IEA TRUSTS SAUDI
The head of the oil consumers' watchdog group said on Thursday that he believed top exporter Saudi Arabia would "act responsibly" in the market, citing its reputation in helping balance global supplies.
The comments by Fatih Birol, who took over the top role at the International Energy Agency in September, came in response to a report that the kingdom would make a surprise proposal to other OPEC members meeting in Vienna to cut output next year, provided certain stringent conditions were met.
A senior Saudi source called the report "baseless" and other top suppliers Iran and Russia quickly reiterated their objections to accepting any curbs.
"I trust Saudi Arabia will act responsibly in line with its reputation," Birol, who worked for OPEC before joining the IEA 20 years ago, told Reuters on the sidelines of a the global climate change summit in Paris.
"It's up to them to decide, but Saudi Arabia's reputation is that it provides comfort to the market and balances it."

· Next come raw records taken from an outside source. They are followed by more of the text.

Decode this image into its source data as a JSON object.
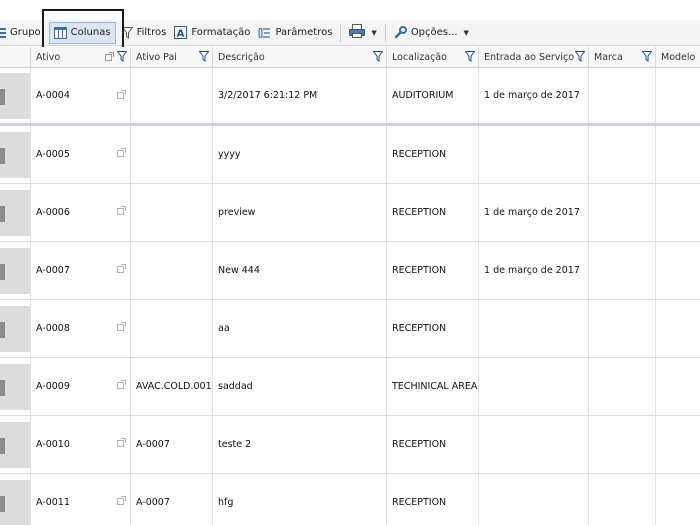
{
  "toolbar": {
    "group_label": "Grupo",
    "columns_label": "Colunas",
    "filters_label": "Filtros",
    "formatting_label": "Formatação",
    "parameters_label": "Parâmetros",
    "options_label": "Opções..."
  },
  "columns": [
    {
      "label": "Ativo"
    },
    {
      "label": "Ativo Pai"
    },
    {
      "label": "Descrição"
    },
    {
      "label": "Localização"
    },
    {
      "label": "Entrada ao Serviço"
    },
    {
      "label": "Marca"
    },
    {
      "label": "Modelo"
    }
  ],
  "rows": [
    {
      "ativo": "A-0004",
      "ativo_pai": "",
      "descricao": "3/2/2017 6:21:12 PM",
      "localizacao": "AUDITORIUM",
      "entrada": "1 de março de 2017",
      "marca": "",
      "modelo": ""
    },
    {
      "ativo": "A-0005",
      "ativo_pai": "",
      "descricao": "yyyy",
      "localizacao": "RECEPTION",
      "entrada": "",
      "marca": "",
      "modelo": ""
    },
    {
      "ativo": "A-0006",
      "ativo_pai": "",
      "descricao": "preview",
      "localizacao": "RECEPTION",
      "entrada": "1 de março de 2017",
      "marca": "",
      "modelo": ""
    },
    {
      "ativo": "A-0007",
      "ativo_pai": "",
      "descricao": "New 444",
      "localizacao": "RECEPTION",
      "entrada": "1 de março de 2017",
      "marca": "",
      "modelo": ""
    },
    {
      "ativo": "A-0008",
      "ativo_pai": "",
      "descricao": "aa",
      "localizacao": "RECEPTION",
      "entrada": "",
      "marca": "",
      "modelo": ""
    },
    {
      "ativo": "A-0009",
      "ativo_pai": "AVAC.COLD.001",
      "descricao": "saddad",
      "localizacao": "TECHINICAL AREA",
      "entrada": "",
      "marca": "",
      "modelo": ""
    },
    {
      "ativo": "A-0010",
      "ativo_pai": "A-0007",
      "descricao": "teste 2",
      "localizacao": "RECEPTION",
      "entrada": "",
      "marca": "",
      "modelo": ""
    },
    {
      "ativo": "A-0011",
      "ativo_pai": "A-0007",
      "descricao": "hfg",
      "localizacao": "RECEPTION",
      "entrada": "",
      "marca": "",
      "modelo": ""
    }
  ]
}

He did not elaborate on the comments. The Paris-based IEA was established four decades ago to provide a counterweight to OPEC following the Arab oil embargo, and traditionally maintains a laissez faire policy toward markets.
Oil prices have collapsed from more than $100 a barrel last summer to nearly $40 a barrel after Saudi Arabia led a decision to maintain production in the face of a deep glut, a switch from its longstanding policy of modifying output in order to avoid the world from becoming oversatured or running short of oil.
Birol also reiterated his concerns that the recent extended period of lower prices - U.S. crude is set for its lowest yearly average price in a decade - may be setting the world up for a rebound within two years as companies scrap major new projects.
"There is a lot of oil on the markets. Inventories are very high, but as of 2017, we expect prices to rise and reach about $80 by 2020," he said, reiterating an IEA projection.
The world needs to generate around 5 million barrels per day (bpd) new supply a year just to stand still as older fields decline by about 4 million bpd a year and demand grows by 1 million bpd, he said. The drop in new investment risks leaving the market short in just a few years' time.
"This is the first time in the last three decades that there is a decline for two years in a row."